Figure-1 shows the BayesTract pipeline. Briefly, the preprocessing step includes: 1) Extracting the preliminary segmentation map and auto-isolation of relevant largest connected components using HMRF- Expectation Maximization (HMRF-EM)⁶; 2) Creating MNI-T1 Training Space (MTS) using two manually segmented and labelled dataset verified by an experienced radiologist; 3) FSL MNI T1 0.5 mm atlas is transformed to native space using ANTs, and then create and apply MTS to test subjects. For each test cases, we utilize anatomical confident points from the generated Bayesian uncertainty map with MTS to correctly estimate labels. Final refinement step refines the ROIs where uncertainty is greater than 0.5 and updates the confidence values based on nearest confident points and finally extract features through morphological processing e.g., diameter, tortuosity, vessel length etc. Five types of major arteries considered as classes, are Internal Carotid Artery (ICA), Middle Cerebral Artery (MCA), Posterior Communicating Artery (PComA), Anterior Cerebral Arteries (ACA) and Basilar Artery (BA). Training, testing and uncertainty of labelling with MTS are defined in equations (1-4) as follows
$$ l=(x,y,z)'$$
$$MTS^{l}_{train}=\gamma(\{P^{l}_{ICA},P^{l}_{MCA},P^{l}_{PComA},P^{l}_{ACA},P^{l}_{BA}\})$$
$$MTS^{l}_{test}=max(\sum_{v=l-2}^{l+2}MTS^{v}_{train})$$
$$Uncertainty,u_l=1-(MTS^{l}_{test} \div sum(\sum_{v=l-2}^{l+2}MTS^{v}_{train}))$$
where $$$P^l_X$$$ is Probability of finding $$$X$$$ at location $$$l$$$, $$$X\in \{ICA,MCA,PComA,ACA,BA\}$$$. $$$l$$$ depicts the spatial locations where vessel exists. $$$\gamma$$$ is gamma correction function for the calculated probability maps. Identification of ICA bifurcation points were automated using confident points of MCA, ICA and ACA on both sides which is used in updating label estimation and uncertainty map in final refinement step.

Results & Discussion

Figure-2 shows an example MRA maximum intensity projection (MIP) image (2A) and corresponding vessel segmentation with HMRF-EM (2B) from a test subject. Note that, HMRF segmentation accuracy is very high (~99%, similar to convolutional DLs⁵ ) but mainly segments high contrast vessels⁵. Figure-3 shows initial assessment with for two example artery regions such as (A) Posterior Circulation and (B) Middle Cerebral Artery. Figure-4 shows the final refined (A) labels, (B) diameter distribution, (C) diameter profile and (D) final uncertainty map.
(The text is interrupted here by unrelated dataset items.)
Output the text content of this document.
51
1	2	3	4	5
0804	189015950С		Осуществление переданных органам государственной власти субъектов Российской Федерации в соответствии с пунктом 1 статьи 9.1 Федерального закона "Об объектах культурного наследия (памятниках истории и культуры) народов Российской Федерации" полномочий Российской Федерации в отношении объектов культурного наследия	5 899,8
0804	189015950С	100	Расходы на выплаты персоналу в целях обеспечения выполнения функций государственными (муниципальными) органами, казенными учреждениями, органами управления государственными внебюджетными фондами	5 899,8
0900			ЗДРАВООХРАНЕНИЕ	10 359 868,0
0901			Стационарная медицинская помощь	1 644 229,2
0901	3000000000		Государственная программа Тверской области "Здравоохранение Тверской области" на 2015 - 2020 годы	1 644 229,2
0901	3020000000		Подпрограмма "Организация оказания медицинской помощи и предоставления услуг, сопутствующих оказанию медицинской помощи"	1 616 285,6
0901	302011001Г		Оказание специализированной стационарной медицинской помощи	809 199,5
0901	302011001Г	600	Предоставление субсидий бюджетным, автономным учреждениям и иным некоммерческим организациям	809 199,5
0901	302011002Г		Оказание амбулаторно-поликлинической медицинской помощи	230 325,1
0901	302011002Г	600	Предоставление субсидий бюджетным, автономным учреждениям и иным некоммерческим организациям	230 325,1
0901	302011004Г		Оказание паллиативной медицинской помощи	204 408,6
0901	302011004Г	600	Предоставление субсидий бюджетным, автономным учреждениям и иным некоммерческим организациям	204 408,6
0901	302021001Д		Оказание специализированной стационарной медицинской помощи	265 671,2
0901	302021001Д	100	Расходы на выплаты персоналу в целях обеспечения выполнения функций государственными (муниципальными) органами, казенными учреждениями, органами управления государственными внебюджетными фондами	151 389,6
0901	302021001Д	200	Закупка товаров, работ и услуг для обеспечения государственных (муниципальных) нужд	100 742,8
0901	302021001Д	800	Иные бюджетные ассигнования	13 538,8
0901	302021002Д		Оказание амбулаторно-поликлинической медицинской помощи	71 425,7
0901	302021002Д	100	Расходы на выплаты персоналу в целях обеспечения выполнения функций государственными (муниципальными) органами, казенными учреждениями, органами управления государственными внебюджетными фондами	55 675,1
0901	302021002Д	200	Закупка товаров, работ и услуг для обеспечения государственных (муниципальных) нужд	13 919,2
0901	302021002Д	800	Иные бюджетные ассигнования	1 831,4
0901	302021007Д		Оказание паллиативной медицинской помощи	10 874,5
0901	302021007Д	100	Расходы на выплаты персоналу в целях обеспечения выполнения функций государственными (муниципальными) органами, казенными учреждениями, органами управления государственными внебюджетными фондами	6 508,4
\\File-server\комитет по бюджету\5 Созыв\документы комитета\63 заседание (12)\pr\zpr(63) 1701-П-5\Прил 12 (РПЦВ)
Since brain artery annotations are anatomically inspired, this can be utilized as prior by creating on MNI T1 standard space and thereby anatomical points can be identified precisely (uncertainty<0.3) in transformed test space in order to label the major vessels in brain (Figure-4). The preliminary results illustrated with BayesTract looks promising (test accuracy ~99%) and shows practical potential for clinical use. DL approaches need huge computational resources (manually labelled data > 35 subjects, GPU, RAM>20GB)^{3, 4} which can be a burden for clinical use-cases. Importantly, the accuracy depends on manual train-set labels, leaving room for person-to-person variability. In this proposed approach, anatomical priors ensure accurate classification of vessel using minimum feature space required for the classification, leaving no room for human intervention. We also demonstrate successful labelling of an exceptional case where PComA was absent in the test subject in Figure-5. Further validation and comparison across different datasets/methods are due for this pipeline.

Conclusion

The study demonstrates that anatomical confidants can be used to perform automated and accurate identification of major brain arteries without the use of large datasets, making BayesTract useful for clinical evaluations of major arteries and identifying biomarkers for cerebrovascular pathogenesis. The pipeline shows reliable performance in identifying and extracting features from five major arteries (test accuracy ~99%) using only 2 training subjects.

Acknowledgements

This work was supported by the National Institutes of Health (Grant Number: R01 AG054328).